The updated standards will save U.S. consumers up to $36.4 billion on utility bills and avert nearly 101 million metric tons of carbon dioxide emissions from power plants from the use of new models sold over 30 years, according to DOE.
The standards strengthen the separate efficiency requirements for different types of standard-size refrigerators (such as top-mount and bottom-mount refrigerator-freezers) and standard-size freezers (upright and chest freezers), as well as for compact refrigerators and freezers. For nearly all types, new models will use 10-15% less energy than their lowest-performing counterparts sold in stores today.
“Refrigerator technology keeps improving, and today the standards are catching up to ensure every new model uses key energy-saving features,” said Andrew deLaski, executive director of the Appliance Standards Awareness Project. “It’s going to mean a more cost-effective product for consumers and one that’s easier on the climate. It has been particularly encouraging to see the manufacturers embrace this continued significant progress.”

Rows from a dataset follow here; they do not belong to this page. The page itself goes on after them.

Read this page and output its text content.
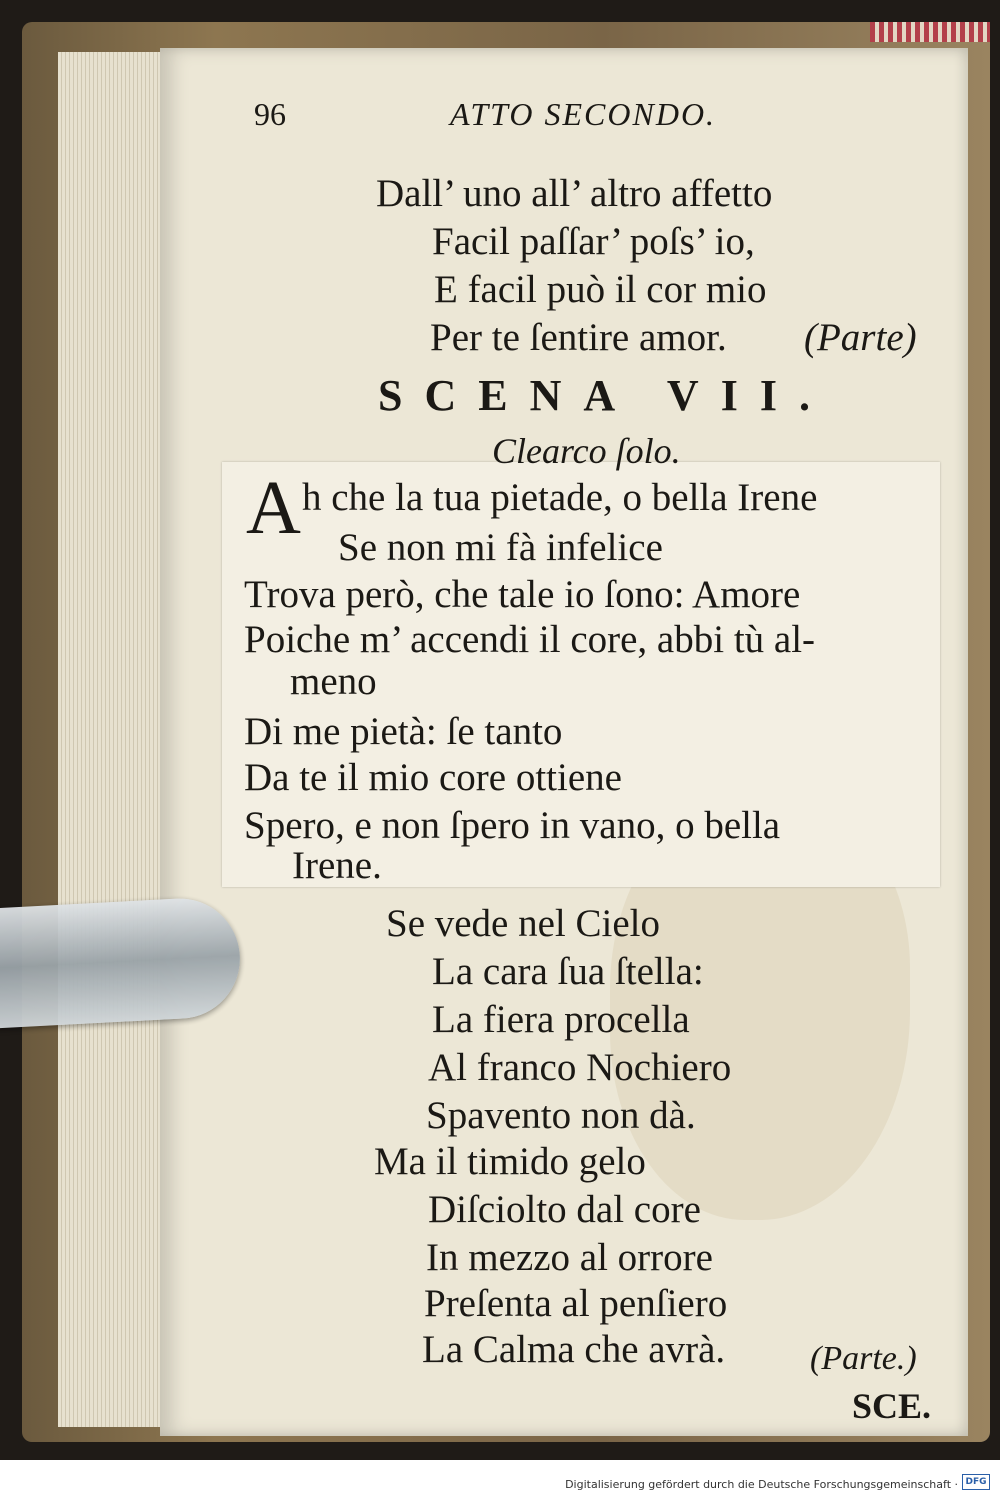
96	ATTO SECONDO.
Dall’ uno all’ altro affetto
Facil paſſar’ poſs’ io,
E facil può il cor mio
Per te ſentire amor. (Parte)
SCENA VII.
Clearco ſolo.
A h che la tua pietade, o bella Irene
Se non mi fà infelice
Trova però, che tale io ſono: Amore
Poiche m’ accendi il core, abbi tù al-
meno
Di me pietà: ſe tanto
Da te il mio core ottiene
Spero, e non ſpero in vano, o bella
Irene.
Se vede nel Cielo
La cara ſua ſtella:
La fiera procella
Al franco Nochiero
Spavento non dà.
Ma il timido gelo
Diſciolto dal core
In mezzo al orrore
Preſenta al penſiero
La Calma che avrà. (Parte.)
SCE.
Digitalisierung gefördert durch die Deutsche Forschungsgemeinschaft · DFG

Models meeting the new standards will likely use some combination of more-efficient compressors and fan motors and better insulation. In particular, most new models in the major product categories are expected to use variable-speed compressors (found in some models today). These compressors run longer at a lower speed, which means they stop and start less frequently; they can also keep foods at more consistent temperatures.
The new standards will take effect in February 2029 for most product types and February 2030 for others. This extended period, called for in the joint recommendation, allows manufacturers additional time to make upgrades to models.
The DOE last updated standards for refrigerators and freezers in 2011. It was required by law to finalize new standards by 2019, unless it determined that no update was necessary.
A wide coalition of home appliance manufacturers and efficiency advocates announced their consensus recommendation in September for final DOE efficiency standards for refrigerators and freezers as well as for five other products: beverage and wine chillers, clothes washers, clothes dryers, dishwashers, and cooking products. The administration indicated in a regulatory agenda this month that it is pursuing adopting the recommended efficiency levels and compliance dates for each of these products.
The Appliance Standards Awareness Project (ASAP) advocates for appliance, equipment, and lighting standards that cut planet-warming emissions and other air pollution, save water, and reduce economic and environmental burdens for low- and moderate-income households. ASAP’s steering committee includes representatives from environmental and efficiency nonprofits, consumer groups, the utility sector, and state government.